NEW ORLEANS, La. (WVUE) - For the past two decades, this group has been identifying and then working to save historic structures in Louisiana that are in danger of being lost.
One of their current projects is a saloon turned grocery store in Donaldsonville. Dave McNamara shows us the work of the Louisiana Trust for historic preservation, and its most endangered places, in the Heart of Louisiana.
The city of Donaldsonville has a historic district that’s packed with old buildings. Some of them predate the Civil War and survived the bombardment by the union navy. Local chef John Folse bought one of those survivors
“To find one of those seven homes standing, after Farragut bombarded Donaldsonville during the civil war and to restore the home for my own, this was a very important thing for me and it only encouraged me to do more," Folse said.
Then Folse bought another old building, across the street, the old Mistretta grocery store.
“The union forces occupied that building as their headquarters and the generals moved into this house. so the civil war was right here in Donaldsonville,” Folse said.
To save the store from collapse, Folse renovated it a couple of times and then gave the building to the city.
Lee Melancon is with the Donaldsonville Area Foundation, which is now working to breathe new life into the old building.
“We’ve got photographic evidence of the building being a saloon and perhaps a Bordello on the second floor,” Melancon said. “Me In fact, the calling windows are still up on the second floor and you can see behind me the beautiful stairwell that the ladies might’ve come down and enticed the gentlemen.”
He looks to convert the building into its new use as the Donaldson, the historic Donaldsonville General Store and Museum.
The Mistretta Store is one of many structures identified as an ‘endangered place’ by the Louisiana Trust for Historic Preservation.
“For the past 20 years, we’ve highlighted those properties that are really a need, a special assistance, and special focus to make sure they’re still around for many years to come. And so over those the 20 years, we’ve highlighted 134 different properties,” Brian Davis with the Louisiana Trust for Historic Preservations said.
He explained why he thinks the building is special.

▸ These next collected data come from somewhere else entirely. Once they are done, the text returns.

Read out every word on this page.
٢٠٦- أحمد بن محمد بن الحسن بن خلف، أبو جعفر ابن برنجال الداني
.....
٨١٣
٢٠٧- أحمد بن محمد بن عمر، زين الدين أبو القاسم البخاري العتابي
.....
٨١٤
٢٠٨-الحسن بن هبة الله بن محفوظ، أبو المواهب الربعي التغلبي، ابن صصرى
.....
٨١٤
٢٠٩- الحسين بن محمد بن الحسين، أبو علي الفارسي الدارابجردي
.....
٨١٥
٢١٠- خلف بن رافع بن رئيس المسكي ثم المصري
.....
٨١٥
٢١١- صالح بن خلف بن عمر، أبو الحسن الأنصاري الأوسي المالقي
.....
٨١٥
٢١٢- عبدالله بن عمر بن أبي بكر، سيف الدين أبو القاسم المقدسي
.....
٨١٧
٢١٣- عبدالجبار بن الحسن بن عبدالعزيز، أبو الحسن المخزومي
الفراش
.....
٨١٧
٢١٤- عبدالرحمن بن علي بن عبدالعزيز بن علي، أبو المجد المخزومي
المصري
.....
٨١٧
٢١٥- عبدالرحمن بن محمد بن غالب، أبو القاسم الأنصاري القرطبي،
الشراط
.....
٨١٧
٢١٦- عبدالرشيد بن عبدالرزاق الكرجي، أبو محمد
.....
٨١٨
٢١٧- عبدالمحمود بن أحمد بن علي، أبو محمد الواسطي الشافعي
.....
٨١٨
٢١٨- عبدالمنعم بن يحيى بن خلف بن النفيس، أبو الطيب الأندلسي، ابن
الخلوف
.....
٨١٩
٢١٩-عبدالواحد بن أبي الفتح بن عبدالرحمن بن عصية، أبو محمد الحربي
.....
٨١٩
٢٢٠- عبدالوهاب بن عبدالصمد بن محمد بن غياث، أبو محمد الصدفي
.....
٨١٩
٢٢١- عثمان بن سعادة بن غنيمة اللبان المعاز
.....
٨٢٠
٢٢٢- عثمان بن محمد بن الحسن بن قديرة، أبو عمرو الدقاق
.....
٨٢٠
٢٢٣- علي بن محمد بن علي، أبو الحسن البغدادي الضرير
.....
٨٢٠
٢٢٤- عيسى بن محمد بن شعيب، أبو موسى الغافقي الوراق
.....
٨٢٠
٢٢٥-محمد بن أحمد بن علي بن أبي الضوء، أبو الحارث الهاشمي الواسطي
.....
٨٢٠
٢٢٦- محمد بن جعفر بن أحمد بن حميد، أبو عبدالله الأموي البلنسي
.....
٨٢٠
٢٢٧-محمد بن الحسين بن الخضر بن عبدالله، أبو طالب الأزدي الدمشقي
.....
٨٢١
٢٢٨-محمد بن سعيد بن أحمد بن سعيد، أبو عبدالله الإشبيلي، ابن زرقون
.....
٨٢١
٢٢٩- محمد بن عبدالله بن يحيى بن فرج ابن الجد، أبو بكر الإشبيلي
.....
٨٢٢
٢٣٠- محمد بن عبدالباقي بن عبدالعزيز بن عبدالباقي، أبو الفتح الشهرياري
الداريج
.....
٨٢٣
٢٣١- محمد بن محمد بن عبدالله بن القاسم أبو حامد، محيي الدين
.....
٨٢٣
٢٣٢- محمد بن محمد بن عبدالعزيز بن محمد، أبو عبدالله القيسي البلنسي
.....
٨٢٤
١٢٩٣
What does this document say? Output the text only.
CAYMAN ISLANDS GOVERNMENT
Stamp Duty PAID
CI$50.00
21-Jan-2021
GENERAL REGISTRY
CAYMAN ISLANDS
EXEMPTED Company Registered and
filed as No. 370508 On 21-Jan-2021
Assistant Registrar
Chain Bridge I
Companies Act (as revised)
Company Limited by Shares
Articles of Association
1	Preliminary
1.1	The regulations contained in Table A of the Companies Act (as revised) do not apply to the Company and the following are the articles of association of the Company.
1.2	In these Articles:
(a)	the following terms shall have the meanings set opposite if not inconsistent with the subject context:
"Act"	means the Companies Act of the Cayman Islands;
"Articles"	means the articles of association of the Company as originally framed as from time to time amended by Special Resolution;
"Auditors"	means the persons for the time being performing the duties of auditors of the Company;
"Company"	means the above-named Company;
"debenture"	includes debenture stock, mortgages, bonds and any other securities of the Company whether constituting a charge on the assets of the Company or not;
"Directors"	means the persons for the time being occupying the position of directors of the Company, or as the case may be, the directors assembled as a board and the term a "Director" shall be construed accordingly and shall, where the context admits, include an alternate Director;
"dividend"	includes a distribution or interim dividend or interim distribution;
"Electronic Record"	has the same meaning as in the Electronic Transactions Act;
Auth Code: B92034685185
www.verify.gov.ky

“I think it’s such a unique representation of this, of the culture, whether it’s the architecture or the historic events that were there or the people that are associated with it,” Davis said.
And the group has supported a variety of restoration projects, like this old dairy barn in Pineville.
“It’s more like a midwestern barn and so the fact that it’s here in Louisiana makes it kind of unique," Davis said.
The 1850’s Lighthouse at Sabine Pass just illuminated light in it for the first time in many years.
The Lorraine bridge is a historic crossing over Bayou Lacassine.
“All the cattle farmers or ranchers in that part brought their steers to market that over that bridge and all this really tells the people that made Louisiana,” David said. "I think that’s really, you know, our, our culture and that’s why we have to save it.
They are taking places with an important past and trying to ensure that is preserved for the future.